Operating In 3 States: Form "S" Corp. Or L.L.C.

MsFinancialsavvy1 profile photo

I am operating in my home state of Virginia with my virginia LLC.

I am also operating in California and Philadelphia with my brother and nephew. I need to know if I should get seperate L.L.C's for each state or is one "S" corporation permitted?

The california L.L.C. is expensive: $800 minimum the first year(within 3 months they expect payment). Then another $800 or so after your first $50,000. In pennsylvania it is cheaper, just $360 per year.

Is an "S" corporation national, and can it be used to accomodate all three states to hold my real estate?

Comments(2)

  • commercialking19th April, 2004

    If your brother and nephew are partners in the houses then you need separate entities for them anyway. Check with each of those states about whether it is cheaper to file incorporation. Here in Illinois the fee for an LLC is much higher than the one for a corp. for no reason other than that most people are doing LLC's these days.

    Yes you can operate in any state with a corporation but you must ususally file a registration as a foreign corporation to do business in that state.

  • JohnMerchant20th April, 2004

    YOU can use your VA LLC in any state to own any RE in that state.

    Law on your need to register your VA LLC in any other state is very complex, and in many cases it has been court ruled that NO such regisration is needed in State B for corp or LLC from State A because in fact, that corp/LLC was NOT legally "doing business" in State B.

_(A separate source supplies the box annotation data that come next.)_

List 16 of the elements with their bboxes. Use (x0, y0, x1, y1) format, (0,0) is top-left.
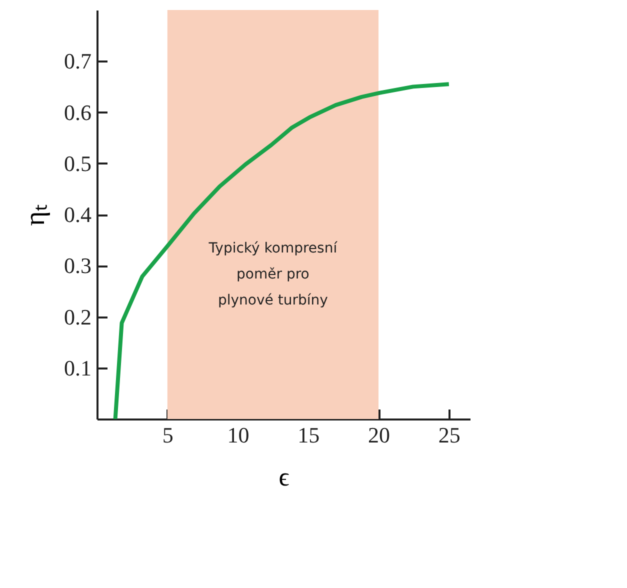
y-tick-label: 0.6 (64, 100, 92, 125)
x-tick-label: 15 (298, 422, 320, 448)
x-tick-label: 5 (162, 422, 174, 448)
line-series (113, 82, 451, 419)
x-tick-label: 25 (438, 422, 460, 448)
y-tick-label: 0.4 (64, 202, 92, 227)
x-axis-title: ϵ (278, 462, 290, 492)
y-tick-label: 0.2 (64, 304, 92, 330)
y-axis-title: ηₜ (20, 204, 51, 226)
y-tick-label: 0.3 (64, 253, 92, 278)
x-tick-label: 10 (227, 422, 250, 448)
band-label: Typický kompresní poměr pro plynové turbíny (208, 240, 338, 309)
y-tick-label: 0.5 (64, 150, 92, 176)
y-tick-label: 0.1 (64, 355, 92, 380)
x-tick-label: 20 (368, 422, 390, 448)
y-tick-label: 0.7 (64, 48, 92, 74)
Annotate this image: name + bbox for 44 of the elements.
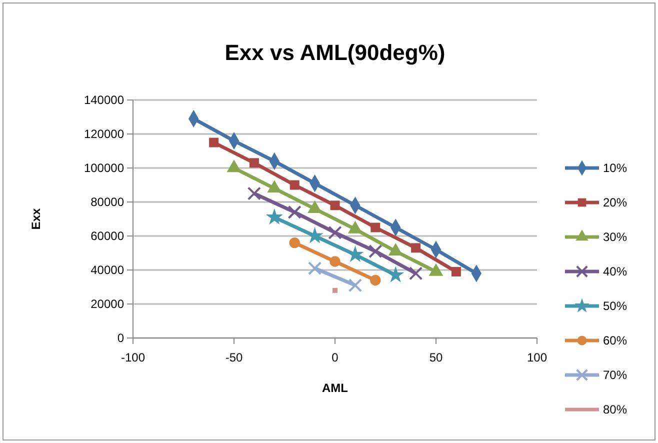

    There's a BIG body of law on what is/is not "DB" (doing business) so as to require such a registration of out-of-state corp or LLC & not something a layman could answer or comment on intelligently for you.

    If it was really important for you to know, then the only intelligent way to get a meaningful answer would be to have a local corp. lawyer brief it for you.

    John Merchant

    Quote:
    On 2004-04-19 08:21, commercialking wrote:
    If your brother and nephew are partners in the houses then you need separate entities for them anyway. Check with each of those states about whether it is cheaper to file incorporation. Here in Illinois the fee for an LLC is much higher than the one for a corp. for no reason other than that most people are doing LLC's these days.

    Yes you can operate in any state with a corporation but you must ususally file a registration as a foreign corporation to do business in that state.